Other people having different standards of cleanliness would be fine, except that those standards affect me. That is, people’s personal tastes, and not facts, are forming policy that prevents me from doing some I want to do, when it’s not hurting anybody. So I’m left a little stumped: I wish the burden of proof were on the business to prove that I was being unhygienic, but that’s not how it works. Once someone at a restaurant asks you to do something, that’s it. Even arguing to prove one’s innocence is trouble, and nobody likes a troublemaker. I even understand that—I worked at a restaurant and I didn’t like the weirdoes that expected us to bend over backwards for their demands. And having an argument with a restaurant manager is a no-win situation for everybody:
“Excuse me sir, you need to have shoes on to be in the restaurant.”
“Really? According to what I know, there are neither federal, state, nor city laws against me being barefoot. What are you basing your statement on?”
“Listen pal, you want me to call the cops?”
Or something like that. Not fun for them, not fun for me. Both of our nights are ruined. I don’t want that. So, in order to just be treated like everyone else, if I just want to have a good dinner, without getting into a discussion about what is or is not legal to wear or not to wear in a restaurant, I have to be non-confrontational and put on shoes before I go in. Is this a big deal? I guess not. There’s bigger problems in the world. Does it make it fair? No, but a lot of things in this world aren’t fair. I’ll just have to consider my love of going barefoot as yet another in a long list of subversive things I have done in my life, like having long hair, playing heavy metal music, writing poetry, being a vegetarian, reading poetry, not owning a television, and voting my conscience.

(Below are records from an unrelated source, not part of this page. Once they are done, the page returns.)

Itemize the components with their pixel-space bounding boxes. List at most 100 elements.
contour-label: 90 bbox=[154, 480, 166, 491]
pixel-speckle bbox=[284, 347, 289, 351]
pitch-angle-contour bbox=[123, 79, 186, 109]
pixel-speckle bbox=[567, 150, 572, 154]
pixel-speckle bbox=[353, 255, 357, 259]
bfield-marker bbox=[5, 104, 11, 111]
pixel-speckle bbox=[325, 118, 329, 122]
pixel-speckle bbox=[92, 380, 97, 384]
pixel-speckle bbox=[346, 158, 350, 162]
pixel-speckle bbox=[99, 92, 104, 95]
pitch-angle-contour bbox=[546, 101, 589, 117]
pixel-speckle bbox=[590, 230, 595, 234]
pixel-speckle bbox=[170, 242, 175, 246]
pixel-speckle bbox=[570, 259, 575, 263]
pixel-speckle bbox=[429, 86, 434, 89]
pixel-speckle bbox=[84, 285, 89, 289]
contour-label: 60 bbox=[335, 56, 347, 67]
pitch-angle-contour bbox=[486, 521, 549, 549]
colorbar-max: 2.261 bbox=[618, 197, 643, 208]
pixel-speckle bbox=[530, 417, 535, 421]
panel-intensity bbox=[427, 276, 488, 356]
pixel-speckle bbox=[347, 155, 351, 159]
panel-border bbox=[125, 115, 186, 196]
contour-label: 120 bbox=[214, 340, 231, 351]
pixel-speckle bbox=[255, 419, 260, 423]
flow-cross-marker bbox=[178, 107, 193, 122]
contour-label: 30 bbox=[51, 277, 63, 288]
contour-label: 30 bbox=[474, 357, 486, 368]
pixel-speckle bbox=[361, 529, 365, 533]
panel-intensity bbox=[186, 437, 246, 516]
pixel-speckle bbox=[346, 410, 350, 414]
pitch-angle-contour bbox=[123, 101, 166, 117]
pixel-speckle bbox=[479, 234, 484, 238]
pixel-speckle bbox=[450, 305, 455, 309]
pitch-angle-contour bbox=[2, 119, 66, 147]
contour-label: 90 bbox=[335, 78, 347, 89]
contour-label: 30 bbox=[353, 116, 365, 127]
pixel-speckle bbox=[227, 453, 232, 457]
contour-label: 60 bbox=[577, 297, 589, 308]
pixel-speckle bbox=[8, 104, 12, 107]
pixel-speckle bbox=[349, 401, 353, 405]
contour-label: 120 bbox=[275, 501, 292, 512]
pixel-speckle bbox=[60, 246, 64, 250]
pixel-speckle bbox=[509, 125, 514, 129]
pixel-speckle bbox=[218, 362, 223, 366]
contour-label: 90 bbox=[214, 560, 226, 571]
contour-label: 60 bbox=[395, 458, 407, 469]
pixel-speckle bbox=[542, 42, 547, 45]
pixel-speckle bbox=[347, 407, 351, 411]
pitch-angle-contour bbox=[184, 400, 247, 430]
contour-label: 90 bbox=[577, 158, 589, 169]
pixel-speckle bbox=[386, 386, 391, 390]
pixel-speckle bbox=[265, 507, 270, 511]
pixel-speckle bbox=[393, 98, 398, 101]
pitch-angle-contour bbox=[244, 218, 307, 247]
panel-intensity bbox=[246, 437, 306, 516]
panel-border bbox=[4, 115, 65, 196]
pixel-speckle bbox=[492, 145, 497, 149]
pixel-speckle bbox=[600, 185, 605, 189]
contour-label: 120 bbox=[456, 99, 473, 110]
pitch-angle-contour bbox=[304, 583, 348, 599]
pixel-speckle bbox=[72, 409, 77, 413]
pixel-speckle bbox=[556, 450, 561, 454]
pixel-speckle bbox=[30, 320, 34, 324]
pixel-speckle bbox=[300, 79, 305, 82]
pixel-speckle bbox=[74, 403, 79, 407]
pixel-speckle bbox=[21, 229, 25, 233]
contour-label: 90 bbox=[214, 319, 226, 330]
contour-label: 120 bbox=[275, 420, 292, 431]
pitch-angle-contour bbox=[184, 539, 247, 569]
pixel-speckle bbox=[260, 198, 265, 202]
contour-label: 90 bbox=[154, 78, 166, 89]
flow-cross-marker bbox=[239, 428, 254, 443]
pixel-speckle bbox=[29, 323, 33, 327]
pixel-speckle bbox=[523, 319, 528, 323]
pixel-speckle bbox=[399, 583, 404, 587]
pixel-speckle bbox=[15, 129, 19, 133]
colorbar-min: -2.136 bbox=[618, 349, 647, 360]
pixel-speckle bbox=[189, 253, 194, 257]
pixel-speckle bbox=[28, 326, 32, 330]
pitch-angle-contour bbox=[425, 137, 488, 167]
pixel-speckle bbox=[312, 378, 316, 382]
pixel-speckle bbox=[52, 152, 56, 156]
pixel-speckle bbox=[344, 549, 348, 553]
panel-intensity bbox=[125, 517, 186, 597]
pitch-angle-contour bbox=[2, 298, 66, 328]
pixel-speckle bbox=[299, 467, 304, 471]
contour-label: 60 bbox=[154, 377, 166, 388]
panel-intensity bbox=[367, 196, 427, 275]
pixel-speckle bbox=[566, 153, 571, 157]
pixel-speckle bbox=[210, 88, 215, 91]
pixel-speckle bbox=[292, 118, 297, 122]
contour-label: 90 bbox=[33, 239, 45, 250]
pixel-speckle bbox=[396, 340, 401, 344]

Fortunately, living in Michigan makes getting too righteous about going barefoot hard, since it’s freezing-ass cold here six months of the year. As I wrote and revised this, the days got shorter and the air colder, and slipping on my moccasins has become necessary every time I go out. Which is not so unpleasant: they at least don’t have any arch support or padding, which feels good, and at home I still pleasantly pad around my apartment’s oak floors, waiting for Spring.